Provide text interface implementation consistent with keyboard navigation.

Current state

Text of the accessible is exposed as a string having embedded object characters which point to nested accessible. Nested accessible may be a text accessibles. In order to get next character or word the AT should crawl the tree until they get a real character or word. While this approach is suboptimal but the main problem is the text received from tree inspection is not necessary consistent with keyboard navigation in general.

Let's consider two examples:

text<a>link</a>text

and

text<a>a link</a>text

Both are exposed as textXtext where X is embedded object character. Text implementation relying on embedded character approach expose three words. From keyboard navigation point of view these examples have one and two words respectively. If AT doesn't make any assumption what the word can be based on tree inspection then no way to get words in consistent way with keyboard navigation.

Proposal

Unroll recursively embedded characters into one string for every text accessible. HyperLink interface provides an access to direct embedded objects.

For example,

<body>
<p>hello</p><p>text<a>link</a></p>
</body>

has "hellotextlink" text, the container accessible (document accessible in this case) has two embedded objects with offsets [0, 5) and [5, 13). Second paragraph has "textlink" text and have one embedded object [4, 8).

Implementation

Have a tree representation of the text. That means there's no combined text for each level. Accessible text interface encapsulates recursive tree traversal to expose unified text.

Cached text or live rendered text?

For text accessibles we cache their text representation, some accessibles like list bullet gets the text from frame tree. Primary the idea of cached text is to fire text change events because layout doesn't know what was changed and thus we are forced to calculate the text difference on a11y side.

Currently methods to receive whole text and text by characters operate on cached text. Methods to receive text by words and lines operates on frame tree because cached text representation doesn't know what is a word or a line.

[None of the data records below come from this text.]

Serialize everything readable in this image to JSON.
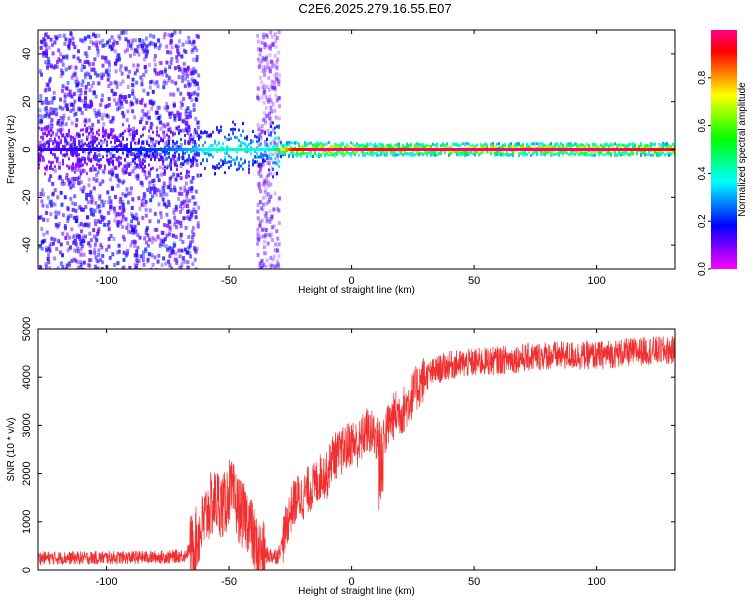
{
  "title": "C2E6.2025.279.16.55.E07",
  "chart_data": [
    {
      "type": "heatmap",
      "xlabel": "Height of straight line (km)",
      "ylabel": "Frequency (Hz)",
      "xlim": [
        -128,
        132
      ],
      "ylim": [
        -50,
        50
      ],
      "xticks": [
        -100,
        -50,
        0,
        50,
        100
      ],
      "yticks": [
        -40,
        -20,
        0,
        20,
        40
      ],
      "colorbar": {
        "label": "Normalized spectral amplitude",
        "range": [
          0.0,
          1.0
        ],
        "ticks": [
          0.0,
          0.2,
          0.4,
          0.6,
          0.8
        ],
        "colormap": [
          "#ff00ff",
          "#7f00ff",
          "#0000ff",
          "#0080ff",
          "#00ffff",
          "#00ff80",
          "#00ff00",
          "#80ff00",
          "#ffff00",
          "#ff8000",
          "#ff0000",
          "#ff0080"
        ]
      },
      "regions": [
        {
          "x": [
            -128,
            -65
          ],
          "description_level": 0.1
        },
        {
          "x": [
            -65,
            -30
          ],
          "description_level": 0.45
        },
        {
          "x": [
            -30,
            132
          ],
          "description_level": 0.9
        }
      ],
      "ridge_amplitude": [
        {
          "x": -120,
          "amp": 0.15
        },
        {
          "x": -100,
          "amp": 0.2
        },
        {
          "x": -80,
          "amp": 0.25
        },
        {
          "x": -65,
          "amp": 0.35
        },
        {
          "x": -55,
          "amp": 0.45
        },
        {
          "x": -45,
          "amp": 0.45
        },
        {
          "x": -35,
          "amp": 0.4
        },
        {
          "x": -25,
          "amp": 0.85
        },
        {
          "x": -15,
          "amp": 0.95
        },
        {
          "x": 0,
          "amp": 0.95
        },
        {
          "x": 10,
          "amp": 0.9
        },
        {
          "x": 30,
          "amp": 0.95
        },
        {
          "x": 60,
          "amp": 0.95
        },
        {
          "x": 100,
          "amp": 0.95
        },
        {
          "x": 130,
          "amp": 0.9
        }
      ]
    },
    {
      "type": "line",
      "xlabel": "Height of straight line (km)",
      "ylabel": "SNR (10 * v/v)",
      "xlim": [
        -128,
        132
      ],
      "ylim": [
        0,
        5000
      ],
      "xticks": [
        -100,
        -50,
        0,
        50,
        100
      ],
      "yticks": [
        0,
        1000,
        2000,
        3000,
        4000,
        5000
      ],
      "color": "#f03030",
      "series": [
        {
          "x": [
            -128,
            -110,
            -90,
            -75,
            -68,
            -63,
            -58,
            -55,
            -52,
            -50,
            -48,
            -45,
            -42,
            -39,
            -36,
            -33,
            -30,
            -28,
            -26,
            -24,
            -22,
            -20,
            -18,
            -15,
            -12,
            -10,
            -8,
            -5,
            -2,
            0,
            3,
            6,
            9,
            12,
            15,
            18,
            21,
            24,
            27,
            30,
            35,
            40,
            50,
            60,
            70,
            80,
            90,
            100,
            110,
            120,
            132
          ],
          "values": [
            250,
            250,
            260,
            270,
            300,
            650,
            1300,
            1450,
            1300,
            1650,
            1500,
            1150,
            1050,
            450,
            320,
            300,
            300,
            600,
            1050,
            1350,
            1500,
            1500,
            1650,
            1750,
            2000,
            1950,
            2350,
            2400,
            2550,
            2650,
            2600,
            2900,
            2800,
            2650,
            3000,
            3250,
            3300,
            3550,
            3800,
            4000,
            4150,
            4250,
            4300,
            4350,
            4400,
            4450,
            4450,
            4450,
            4500,
            4550,
            4550
          ]
        }
      ]
    }
  ]
}
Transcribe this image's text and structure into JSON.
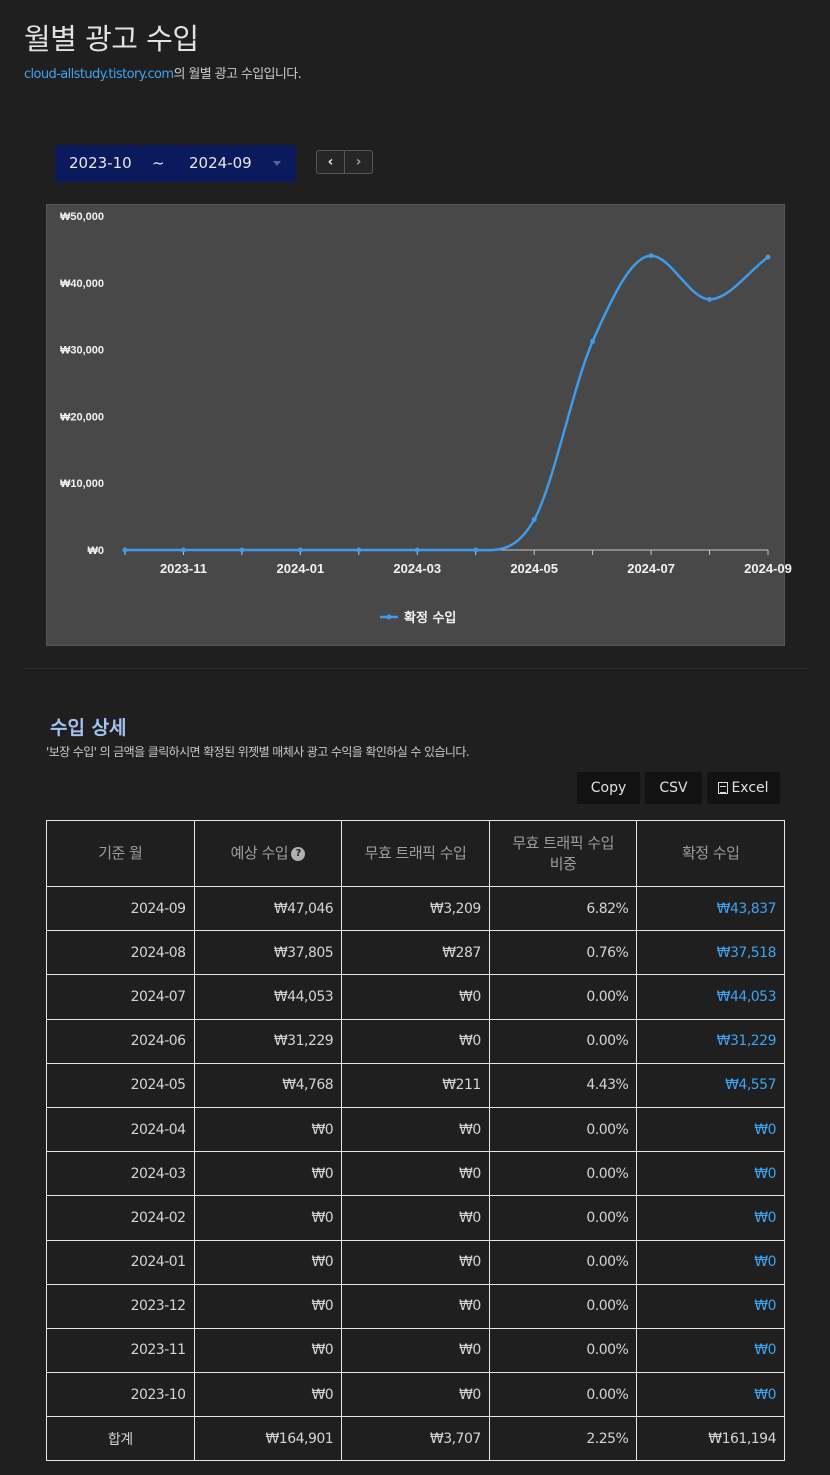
{
  "header": {
    "title": "월별 광고 수입",
    "site_link": "cloud-allstudy.tistory.com",
    "subtitle_suffix": "의 월별 광고 수입입니다."
  },
  "range": {
    "from": "2023-10",
    "separator": "~",
    "to": "2024-09"
  },
  "nav": {
    "prev": "‹",
    "next": "›"
  },
  "chart_data": {
    "type": "line",
    "title": "",
    "xlabel": "",
    "ylabel": "",
    "x": [
      "2023-10",
      "2023-11",
      "2023-12",
      "2024-01",
      "2024-02",
      "2024-03",
      "2024-04",
      "2024-05",
      "2024-06",
      "2024-07",
      "2024-08",
      "2024-09"
    ],
    "x_tick_labels": [
      "2023-11",
      "2024-01",
      "2024-03",
      "2024-05",
      "2024-07",
      "2024-09"
    ],
    "y_tick_labels": [
      "₩0",
      "₩10,000",
      "₩20,000",
      "₩30,000",
      "₩40,000",
      "₩50,000"
    ],
    "ylim": [
      0,
      50000
    ],
    "grid": false,
    "legend_position": "bottom",
    "series": [
      {
        "name": "확정 수입",
        "color": "#3d9be9",
        "values": [
          0,
          0,
          0,
          0,
          0,
          0,
          0,
          4557,
          31229,
          44053,
          37518,
          43837
        ]
      }
    ]
  },
  "details": {
    "title": "수입 상세",
    "description": "'보장 수입' 의 금액을 클릭하시면 확정된 위젯별 매체사 광고 수익을 확인하실 수 있습니다.",
    "buttons": {
      "copy": "Copy",
      "csv": "CSV",
      "excel": "Excel"
    }
  },
  "table": {
    "headers": {
      "month": "기준 월",
      "expected": "예상 수입",
      "invalid": "무효 트래픽 수입",
      "ratio_line1": "무효 트래픽 수입",
      "ratio_line2": "비중",
      "confirmed": "확정 수입"
    },
    "rows": [
      {
        "month": "2024-09",
        "expected": "₩47,046",
        "invalid": "₩3,209",
        "ratio": "6.82%",
        "confirmed": "₩43,837"
      },
      {
        "month": "2024-08",
        "expected": "₩37,805",
        "invalid": "₩287",
        "ratio": "0.76%",
        "confirmed": "₩37,518"
      },
      {
        "month": "2024-07",
        "expected": "₩44,053",
        "invalid": "₩0",
        "ratio": "0.00%",
        "confirmed": "₩44,053"
      },
      {
        "month": "2024-06",
        "expected": "₩31,229",
        "invalid": "₩0",
        "ratio": "0.00%",
        "confirmed": "₩31,229"
      },
      {
        "month": "2024-05",
        "expected": "₩4,768",
        "invalid": "₩211",
        "ratio": "4.43%",
        "confirmed": "₩4,557"
      },
      {
        "month": "2024-04",
        "expected": "₩0",
        "invalid": "₩0",
        "ratio": "0.00%",
        "confirmed": "₩0"
      },
      {
        "month": "2024-03",
        "expected": "₩0",
        "invalid": "₩0",
        "ratio": "0.00%",
        "confirmed": "₩0"
      },
      {
        "month": "2024-02",
        "expected": "₩0",
        "invalid": "₩0",
        "ratio": "0.00%",
        "confirmed": "₩0"
      },
      {
        "month": "2024-01",
        "expected": "₩0",
        "invalid": "₩0",
        "ratio": "0.00%",
        "confirmed": "₩0"
      },
      {
        "month": "2023-12",
        "expected": "₩0",
        "invalid": "₩0",
        "ratio": "0.00%",
        "confirmed": "₩0"
      },
      {
        "month": "2023-11",
        "expected": "₩0",
        "invalid": "₩0",
        "ratio": "0.00%",
        "confirmed": "₩0"
      },
      {
        "month": "2023-10",
        "expected": "₩0",
        "invalid": "₩0",
        "ratio": "0.00%",
        "confirmed": "₩0"
      }
    ],
    "total": {
      "label": "합계",
      "expected": "₩164,901",
      "invalid": "₩3,707",
      "ratio": "2.25%",
      "confirmed": "₩161,194"
    }
  }
}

Basically cached text and rendered text might be out of sync because of asynchronous processing of rendered text changes. That means all methods should operate on the same text. Ideally that would be cached text because it makes text methods results consistent to text events, for example, you're don't get inserted text before text inserted event is fired. But that doesn't look like a big deal because we have the same for tree insertions when AT can operate on inserted subtree before they were notified about its insertion.

If we are going to operate on cached text then we need to

  1. share words detection logic with layout
  2. cache line breaks (especially it makes sense for soft line breaks which are defined on layout side entirely).

If we are going to operate on live text then we need to make sure it's safe and stable when AT operates with accessible object from own process. What happens if they call into us in the middle of frame tree update.